I have finally had two pay periods where I've managed to not overspend and charge the rest, which is a big improvement for me. It involves cutting back, finding alternative options and getting a second job that pays more money. So yesterday, when I realized I had plenty of food to get me through to Friday's payday and I still had a little left over, I spent the rest shopping.
In a casual conversation with X, I got this huge lecture about how just because I have some money left over, I don't have to blow it all because I can. I should be saving it for unexpected expenses or big items I'm working towards in the future, like my half marathon trip to Dallas.
Yes, he's right. I should have saved it and most of the time I will. He claimed I was justifying my purchases like I always do, which he's right, I was. But would I rather spend $7.50 on a shirt or $10 shorts I can wear over and over or $5 on a load of laundry a few times a week and wearing out my clothes faster?

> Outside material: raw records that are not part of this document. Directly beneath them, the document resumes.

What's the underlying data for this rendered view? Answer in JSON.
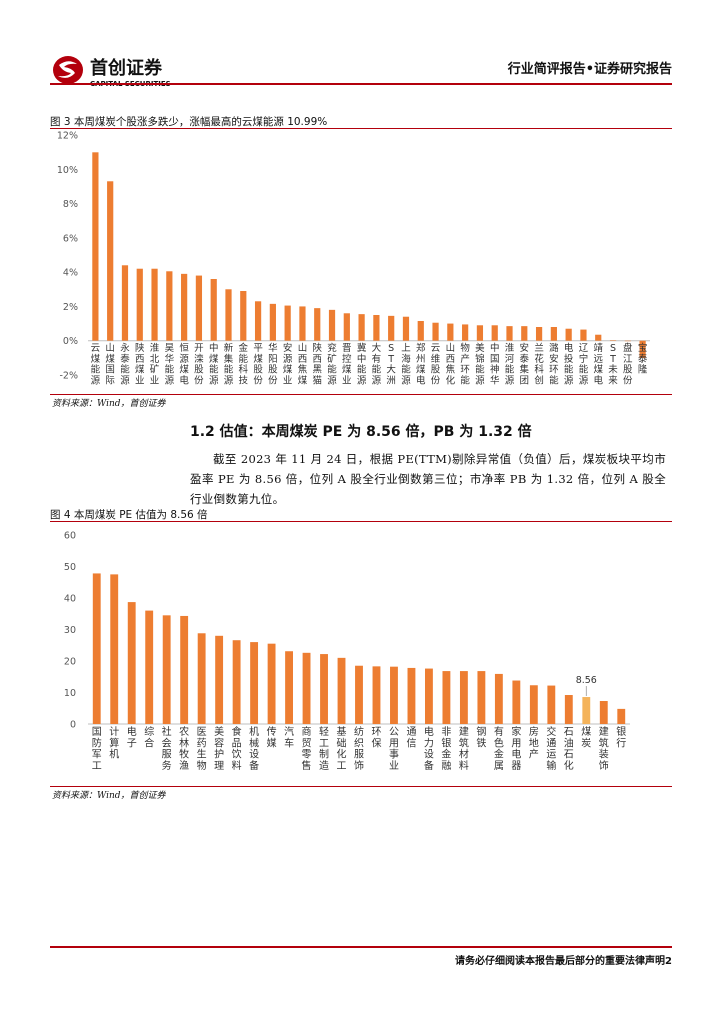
{
  "header": {
    "logo_cn": "首创证券",
    "logo_en": "CAPITAL SECURITIES",
    "right_title": "行业简评报告•证券研究报告",
    "brand_color": "#b3000c"
  },
  "figure3": {
    "title": "图 3 本周煤炭个股涨多跌少，涨幅最高的云煤能源 10.99%",
    "source": "资料来源：Wind，首创证券"
  },
  "section": {
    "title": "1.2 估值：本周煤炭 PE 为 8.56 倍，PB 为 1.32 倍",
    "paragraph": "截至 2023 年 11 月 24 日，根据 PE(TTM)剔除异常值（负值）后，煤炭板块平均市盈率 PE 为 8.56 倍，位列 A 股全行业倒数第三位；市净率 PB 为 1.32 倍，位列 A 股全行业倒数第九位。"
  },
  "figure4": {
    "title": "图 4 本周煤炭 PE 估值为 8.56 倍",
    "source": "资料来源：Wind，首创证券"
  },
  "footer": {
    "text": "请务必仔细阅读本报告最后部分的重要法律声明2"
  },
  "chart_data": [
    {
      "type": "bar",
      "bar_color": "#ed7d31",
      "ylim": [
        -2,
        12
      ],
      "yticks": [
        "-2%",
        "0%",
        "2%",
        "4%",
        "6%",
        "8%",
        "10%",
        "12%"
      ],
      "ytick_values": [
        -2,
        0,
        2,
        4,
        6,
        8,
        10,
        12
      ],
      "grid": false,
      "categories": [
        "云煤能源",
        "山煤国际",
        "永泰能源",
        "陕西煤业",
        "淮北矿业",
        "昊华能源",
        "恒源煤电",
        "开滦股份",
        "中煤能源",
        "新集能源",
        "金能科技",
        "平煤股份",
        "华阳股份",
        "安源煤业",
        "山西焦煤",
        "陕西黑猫",
        "兖矿能源",
        "晋控煤业",
        "冀中能源",
        "大有能源",
        "ST大洲",
        "上海能源",
        "郑州煤电",
        "云维股份",
        "山西焦化",
        "物产环能",
        "美锦能源",
        "中国神华",
        "淮河能源",
        "安泰集团",
        "兰花科创",
        "潞安环能",
        "电投能源",
        "辽宁能源",
        "靖远煤电",
        "ST未来",
        "盘江股份",
        "宝泰隆"
      ],
      "values": [
        10.99,
        9.3,
        4.4,
        4.2,
        4.2,
        4.05,
        3.9,
        3.8,
        3.6,
        3.0,
        2.9,
        2.3,
        2.15,
        2.05,
        2.0,
        1.9,
        1.8,
        1.6,
        1.55,
        1.5,
        1.45,
        1.4,
        1.15,
        1.05,
        1.0,
        0.95,
        0.9,
        0.9,
        0.85,
        0.85,
        0.8,
        0.8,
        0.7,
        0.65,
        0.35,
        0.02,
        0.0,
        -1.0
      ]
    },
    {
      "type": "bar",
      "bar_color": "#ed7d31",
      "highlight_color": "#f4b35b",
      "highlight_label": "8.56",
      "ylim": [
        0,
        60
      ],
      "yticks": [
        "0",
        "10",
        "20",
        "30",
        "40",
        "50",
        "60"
      ],
      "ytick_values": [
        0,
        10,
        20,
        30,
        40,
        50,
        60
      ],
      "grid": false,
      "categories": [
        "国防军工",
        "计算机",
        "电子",
        "综合",
        "社会服务",
        "农林牧渔",
        "医药生物",
        "美容护理",
        "食品饮料",
        "机械设备",
        "传媒",
        "汽车",
        "商贸零售",
        "轻工制造",
        "基础化工",
        "纺织服饰",
        "环保",
        "公用事业",
        "通信",
        "电力设备",
        "非银金融",
        "建筑材料",
        "钢铁",
        "有色金属",
        "家用电器",
        "房地产",
        "交通运输",
        "石油石化",
        "煤炭",
        "建筑装饰",
        "银行"
      ],
      "values": [
        47.8,
        47.5,
        38.7,
        36.0,
        34.5,
        34.3,
        28.8,
        28.0,
        26.6,
        26.0,
        25.5,
        23.1,
        22.6,
        22.2,
        21.0,
        18.5,
        18.3,
        18.2,
        17.8,
        17.6,
        16.8,
        16.8,
        16.8,
        15.9,
        13.8,
        12.3,
        12.2,
        9.2,
        8.56,
        7.3,
        4.8
      ],
      "highlight_index": 28
    }
  ]
}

Plus, when I have done a good job of cutting back so much, some rewards are necessary for motivation.
I know I can do better and I am working on it by finally living within my means. Yes, I have a ways to go until I save more than I spend or I am out of debt but for as much as I love shopping, I think yesterday's purchases were good, practical ones so I got pretty bitter about the lecture.
With each paycheck, I'm getting better about how to manage the money that comes in and my goal for next week is to have at least $20 left over and I will save it. When I only have $189 for two weeks, I think starting with $20 is a good goal. I'm also hoping waitressing will bring in more money than I need for my loans so I can save more, work on debt more and have a little more money for when I do want to shop a tiny bit.
Sometimes I wish being on a strict budget was like being on a strict diet. If you cheat every once in a while, there are no serious consequences. You won't go into debt if you eat more calories than you're supposed to. With money, you literally don't have any more to spend so there is no room to cheat. I guess that's a good thing but sometimes it's just plain hard.